The date of the latest revision is indicated at the top of this privacy policy. We encourage you to review this privacy policy periodically to stay informed about how we protect your personal information.

13. Contact

For general inquiries, please contact us at: admin@ingmar.konnow.de

Our privacy practices comply with GDPR and other relevant data protection laws. This privacy policy has been prepared with consideration of the guidelines from the European Data Protection Board and applicable data protection authorities.

This privacy policy was created with consideration of the guidelines from the European Data Protection Board.

15. Data Processing (Art. 28 GDPR)

Where we process personal data on behalf of customers (e.g., during remote support/IT administration via RustDesk or when using our Nextcloud instance for project delivery), we act as a processor within the meaning of Art. 28 GDPR.

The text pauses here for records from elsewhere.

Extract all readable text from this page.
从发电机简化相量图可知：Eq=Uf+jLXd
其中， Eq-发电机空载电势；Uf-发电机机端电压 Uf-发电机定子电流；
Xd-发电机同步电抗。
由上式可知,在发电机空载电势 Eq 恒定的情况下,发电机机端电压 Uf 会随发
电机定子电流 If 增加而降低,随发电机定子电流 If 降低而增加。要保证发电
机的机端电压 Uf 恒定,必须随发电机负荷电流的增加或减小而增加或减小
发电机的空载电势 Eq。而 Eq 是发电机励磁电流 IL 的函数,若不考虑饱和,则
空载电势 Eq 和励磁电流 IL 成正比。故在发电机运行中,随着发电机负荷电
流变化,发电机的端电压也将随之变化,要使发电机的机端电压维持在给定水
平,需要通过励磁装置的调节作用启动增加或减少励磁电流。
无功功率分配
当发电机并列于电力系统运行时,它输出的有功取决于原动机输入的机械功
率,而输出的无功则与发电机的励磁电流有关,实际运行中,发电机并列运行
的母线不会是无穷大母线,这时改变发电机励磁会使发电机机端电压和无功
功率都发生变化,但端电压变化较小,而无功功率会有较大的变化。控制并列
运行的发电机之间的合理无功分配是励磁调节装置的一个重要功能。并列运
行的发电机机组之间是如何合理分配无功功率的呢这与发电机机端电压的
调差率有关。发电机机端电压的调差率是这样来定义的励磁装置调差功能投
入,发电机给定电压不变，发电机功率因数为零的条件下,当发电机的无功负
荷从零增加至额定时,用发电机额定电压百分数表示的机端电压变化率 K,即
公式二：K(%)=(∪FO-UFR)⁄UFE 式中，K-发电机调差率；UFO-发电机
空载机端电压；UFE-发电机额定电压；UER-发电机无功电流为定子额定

Data Processing Agreement (DPA):

  • We provide a DPA on request.
  • The DPA specifies, among other things, the subject matter and duration of processing, the nature and purpose of processing, the types of personal data and categories of data subjects, the obligations and rights of the controller, and our technical and organizational measures (TOM).
  • Subprocessors are limited to necessary infrastructure providers (in particular, Hetzner Online GmbH). A list of subprocessors is available on request.

Technical and Organizational Measures (TOM): Summary in the “Technical Security Measures” section. Detailed TOM are provided with the DPA.

Place of Processing: Generally Germany; in particular, RustDesk servers and the Nextcloud instance are operated at Hetzner Online GmbH in Germany.